Nanoscale Optical Imaging of 2D Semiconductor Stacking Orders by Exciton-Enhanced Second Harmonic Generation

TL;DR

This study demonstrates nanoscale optical imaging of 2D semiconductor stacking orders using enhanced second harmonic generation, revealing local symmetry and excitonic effects at 20 nm resolution.

Contribution

The paper introduces near-field SHG imaging with 20 nm resolution for 2D materials, enabling local symmetry and stacking order analysis beyond conventional far-field methods.

Findings

Near-field SHG efficiency is enhanced by excitons in 2D semiconductors.

Nanoscale variations in stacking order are resolved in bilayer WSe2.

Stacking order influences excitonic light-matter interactions.

Abstract

Second harmonic generation (SHG) is a nonlinear optical response arising exclusively from broken inversion symmetry in the electric-dipole limit. Recently, SHG has attracted widespread interest as a versatile and noninvasive tool for characterization of crystal symmetry and emerging ferroic or topological orders in quantum materials. However, conventional far-field optics is unable to probe local symmetry at the deep subwavelength scale. Here, we demonstrate near-field SHG imaging of 2D semiconductors and heterostructures with the spatial resolution down to 20 nm using a scattering-type nano-optical apparatus. We show that near-field SHG efficiency is greatly enhanced by excitons in atomically thin transition metal dichalcogenides.

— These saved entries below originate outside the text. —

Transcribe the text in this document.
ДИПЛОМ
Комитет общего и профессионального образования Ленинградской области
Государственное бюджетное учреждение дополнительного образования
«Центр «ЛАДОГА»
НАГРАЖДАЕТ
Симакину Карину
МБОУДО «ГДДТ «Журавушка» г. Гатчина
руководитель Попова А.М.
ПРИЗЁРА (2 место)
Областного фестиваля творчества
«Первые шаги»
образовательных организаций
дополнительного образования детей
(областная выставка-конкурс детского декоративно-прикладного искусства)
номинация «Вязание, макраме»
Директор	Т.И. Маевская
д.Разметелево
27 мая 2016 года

Furthermore, by correlating nonlinear and linear scattering-type nano-imaging, we resolve nanoscale variations of interlayer stacking order in bilayer WSe2, and reveal the stacking-tuned excitonic light-matter-interactions. Our work demonstrates nonlinear optical interrogation of crystal symmetry and structure-property relationships at the nanometer length scales relevant to emerging properties in quantum materials.